Je lis le titre du Figaro ce matin : "Bayrou pense à Lyon et à 2002" !
- "Les journaux écrivent nécessairement cela ! Quoi que vous fassiez, les journaux disent que vous pensez à l'échéance suivante ! Eh bien je pense à cette échéance-là et, s'agissant de Lyon, la question est de savoir qui peut être le meilleur maire de Lyon, le plus compréhensif, celui qui voit le mieux l'avenir, qui en a la plus haute idée et qui en même temps est le plus proche. Ce qui se passe dans les sondages depuis deux mois et qui vous a tous surpris, puisque vous annonciez tous que Lyon était perdu ! Et puis on voit aujourd'hui que ce n'est pas le cas et que M. Mercier a les qualités humaines et profondes de terroir qui sont les siennes et qu'il est en train de créer la surprise."
Cela va quand même être serré à Lyon.
- "Cela va être très serré. Mais si cela se passe comme cela, c'est une assez jolie leçon."
La politique politicienne, pour finir avec cela : ce que dit Le Figaro, ce n'est pas tellement que Lyon vous intéresse, mais que Bayrou est peut-être en train de doucement se positionner pour être - pourquoi pas ? - le troisième homme quand on parlera de la présidentielle... On y revient tout le temps décidément !

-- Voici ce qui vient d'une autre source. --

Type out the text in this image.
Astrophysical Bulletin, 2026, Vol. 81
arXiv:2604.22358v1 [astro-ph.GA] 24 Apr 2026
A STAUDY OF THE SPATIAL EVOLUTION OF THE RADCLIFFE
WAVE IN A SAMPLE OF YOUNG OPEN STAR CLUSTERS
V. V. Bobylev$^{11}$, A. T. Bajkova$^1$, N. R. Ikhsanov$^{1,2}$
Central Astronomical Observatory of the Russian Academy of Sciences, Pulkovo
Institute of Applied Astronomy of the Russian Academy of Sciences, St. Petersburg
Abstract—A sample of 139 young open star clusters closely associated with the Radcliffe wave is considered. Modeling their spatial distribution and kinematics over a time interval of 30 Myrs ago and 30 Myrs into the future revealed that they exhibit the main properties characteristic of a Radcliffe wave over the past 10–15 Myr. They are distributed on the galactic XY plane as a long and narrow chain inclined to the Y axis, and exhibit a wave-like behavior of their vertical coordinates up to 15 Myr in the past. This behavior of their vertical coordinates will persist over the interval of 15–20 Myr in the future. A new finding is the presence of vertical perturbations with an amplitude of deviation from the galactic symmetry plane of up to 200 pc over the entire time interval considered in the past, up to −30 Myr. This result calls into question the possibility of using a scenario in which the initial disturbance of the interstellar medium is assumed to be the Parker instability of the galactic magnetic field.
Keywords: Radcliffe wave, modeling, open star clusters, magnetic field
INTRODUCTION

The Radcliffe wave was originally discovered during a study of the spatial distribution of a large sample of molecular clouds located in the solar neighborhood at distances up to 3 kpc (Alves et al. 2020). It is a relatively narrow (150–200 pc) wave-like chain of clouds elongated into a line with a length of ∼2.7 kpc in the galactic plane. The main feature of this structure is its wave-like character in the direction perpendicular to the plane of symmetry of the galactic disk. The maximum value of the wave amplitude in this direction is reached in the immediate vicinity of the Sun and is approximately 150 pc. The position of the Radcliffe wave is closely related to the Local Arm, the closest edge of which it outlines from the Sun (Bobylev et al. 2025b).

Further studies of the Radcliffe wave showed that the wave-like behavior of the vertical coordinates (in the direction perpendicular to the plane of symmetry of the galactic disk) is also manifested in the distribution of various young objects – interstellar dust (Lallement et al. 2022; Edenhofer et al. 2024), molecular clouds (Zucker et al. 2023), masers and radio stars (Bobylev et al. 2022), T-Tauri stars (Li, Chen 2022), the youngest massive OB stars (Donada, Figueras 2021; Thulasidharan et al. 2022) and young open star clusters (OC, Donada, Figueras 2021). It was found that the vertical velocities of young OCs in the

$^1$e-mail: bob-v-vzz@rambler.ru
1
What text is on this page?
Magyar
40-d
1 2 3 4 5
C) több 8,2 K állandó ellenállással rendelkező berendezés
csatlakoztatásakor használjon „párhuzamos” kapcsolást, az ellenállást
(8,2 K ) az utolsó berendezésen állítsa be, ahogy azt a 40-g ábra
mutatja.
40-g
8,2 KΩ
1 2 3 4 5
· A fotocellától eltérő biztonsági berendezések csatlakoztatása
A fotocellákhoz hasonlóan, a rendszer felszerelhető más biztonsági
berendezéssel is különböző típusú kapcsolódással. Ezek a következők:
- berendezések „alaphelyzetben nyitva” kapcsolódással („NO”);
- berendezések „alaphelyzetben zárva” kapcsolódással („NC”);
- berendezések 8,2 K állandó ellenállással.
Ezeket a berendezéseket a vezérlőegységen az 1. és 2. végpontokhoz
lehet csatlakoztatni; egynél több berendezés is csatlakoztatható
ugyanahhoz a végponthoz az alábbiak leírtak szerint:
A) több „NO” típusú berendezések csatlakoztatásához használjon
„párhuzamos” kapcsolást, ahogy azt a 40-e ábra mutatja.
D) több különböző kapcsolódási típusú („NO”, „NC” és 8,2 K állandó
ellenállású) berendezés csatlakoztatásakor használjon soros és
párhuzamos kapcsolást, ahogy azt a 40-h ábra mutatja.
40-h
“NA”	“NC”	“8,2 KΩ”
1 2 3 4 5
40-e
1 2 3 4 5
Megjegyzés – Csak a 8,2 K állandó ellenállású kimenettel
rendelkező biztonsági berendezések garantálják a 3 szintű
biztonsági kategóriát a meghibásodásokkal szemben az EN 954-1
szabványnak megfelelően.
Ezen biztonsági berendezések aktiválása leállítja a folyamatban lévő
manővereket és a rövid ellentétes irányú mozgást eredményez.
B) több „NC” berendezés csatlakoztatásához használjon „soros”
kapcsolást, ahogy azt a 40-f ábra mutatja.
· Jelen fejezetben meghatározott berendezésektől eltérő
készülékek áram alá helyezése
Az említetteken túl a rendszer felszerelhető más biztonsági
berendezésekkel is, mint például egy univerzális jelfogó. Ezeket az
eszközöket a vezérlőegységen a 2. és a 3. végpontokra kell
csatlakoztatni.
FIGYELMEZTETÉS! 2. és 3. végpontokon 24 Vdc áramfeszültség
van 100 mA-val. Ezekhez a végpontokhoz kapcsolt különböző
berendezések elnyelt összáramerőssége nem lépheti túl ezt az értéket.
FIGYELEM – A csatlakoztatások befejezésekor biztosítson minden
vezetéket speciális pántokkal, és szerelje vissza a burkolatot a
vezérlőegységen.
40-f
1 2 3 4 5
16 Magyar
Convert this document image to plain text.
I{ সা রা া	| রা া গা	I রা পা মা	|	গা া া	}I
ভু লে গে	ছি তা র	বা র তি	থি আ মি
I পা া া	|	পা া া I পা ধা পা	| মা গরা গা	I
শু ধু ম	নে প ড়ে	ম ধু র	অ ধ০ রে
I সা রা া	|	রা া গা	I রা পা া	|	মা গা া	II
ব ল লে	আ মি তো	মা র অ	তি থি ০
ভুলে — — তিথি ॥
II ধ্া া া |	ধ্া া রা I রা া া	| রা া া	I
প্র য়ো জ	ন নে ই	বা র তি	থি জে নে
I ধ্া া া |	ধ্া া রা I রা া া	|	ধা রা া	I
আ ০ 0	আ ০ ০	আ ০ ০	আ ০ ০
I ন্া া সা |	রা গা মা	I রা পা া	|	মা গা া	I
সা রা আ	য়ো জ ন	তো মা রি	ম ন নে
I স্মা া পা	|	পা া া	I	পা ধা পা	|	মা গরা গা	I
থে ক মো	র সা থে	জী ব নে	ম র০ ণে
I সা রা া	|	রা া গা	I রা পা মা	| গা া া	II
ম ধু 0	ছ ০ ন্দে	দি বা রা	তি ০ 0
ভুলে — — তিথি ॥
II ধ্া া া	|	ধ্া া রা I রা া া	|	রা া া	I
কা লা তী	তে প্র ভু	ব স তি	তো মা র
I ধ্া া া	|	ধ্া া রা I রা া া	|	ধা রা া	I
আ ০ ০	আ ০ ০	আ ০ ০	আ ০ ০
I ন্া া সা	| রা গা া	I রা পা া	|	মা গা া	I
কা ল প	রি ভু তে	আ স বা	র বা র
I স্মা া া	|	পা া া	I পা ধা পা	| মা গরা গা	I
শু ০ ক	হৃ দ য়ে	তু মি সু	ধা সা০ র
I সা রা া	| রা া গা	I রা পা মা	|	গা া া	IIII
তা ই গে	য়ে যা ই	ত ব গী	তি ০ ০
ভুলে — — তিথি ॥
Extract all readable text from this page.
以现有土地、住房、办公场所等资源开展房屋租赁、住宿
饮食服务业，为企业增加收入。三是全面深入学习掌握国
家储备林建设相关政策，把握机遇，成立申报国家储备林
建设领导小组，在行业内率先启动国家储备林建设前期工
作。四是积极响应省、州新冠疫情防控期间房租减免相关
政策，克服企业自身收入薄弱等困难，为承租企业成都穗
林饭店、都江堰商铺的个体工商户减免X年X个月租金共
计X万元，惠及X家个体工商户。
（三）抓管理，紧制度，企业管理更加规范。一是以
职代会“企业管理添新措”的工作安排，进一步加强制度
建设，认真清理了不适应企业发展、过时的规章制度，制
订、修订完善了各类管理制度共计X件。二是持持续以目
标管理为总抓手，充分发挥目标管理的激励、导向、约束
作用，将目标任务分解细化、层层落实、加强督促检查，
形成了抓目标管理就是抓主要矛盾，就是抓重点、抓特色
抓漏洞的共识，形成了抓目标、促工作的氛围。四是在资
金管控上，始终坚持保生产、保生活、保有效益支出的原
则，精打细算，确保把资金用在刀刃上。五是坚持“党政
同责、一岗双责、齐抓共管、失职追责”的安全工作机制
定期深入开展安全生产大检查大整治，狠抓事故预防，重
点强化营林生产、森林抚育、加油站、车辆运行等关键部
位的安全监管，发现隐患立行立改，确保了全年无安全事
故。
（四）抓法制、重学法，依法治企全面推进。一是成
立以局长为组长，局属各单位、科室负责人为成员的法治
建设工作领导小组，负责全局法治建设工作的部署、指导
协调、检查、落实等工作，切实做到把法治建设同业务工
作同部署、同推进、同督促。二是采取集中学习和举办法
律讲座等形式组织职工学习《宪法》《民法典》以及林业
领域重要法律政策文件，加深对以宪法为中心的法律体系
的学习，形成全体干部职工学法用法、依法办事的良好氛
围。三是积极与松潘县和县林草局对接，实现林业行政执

- "Ce n'est pas la question aujourd'hui. Il y a une question qui est très simple, c'est est-ce que les Français, en 2002, vont reprendre les deux routes qui sont devant eux, qui sont les deux pôles de la cohabitation incarnée par les deux principales figures de la cohabitation ? Est-ce que c'est cela qui leur convient ou est-ce qu'ils vont chercher un autre chemin ? Ce n'est pas un mystère que ma conviction personnelle est qu'il faudra chercher d'autres chemins. Mais ce n'est pas la question d'aujourd'hui ! Aujourd'hui, la question est : quel est le meilleur maire pour les villes ? C'est à cette question qu'il faut contribuer à répondre."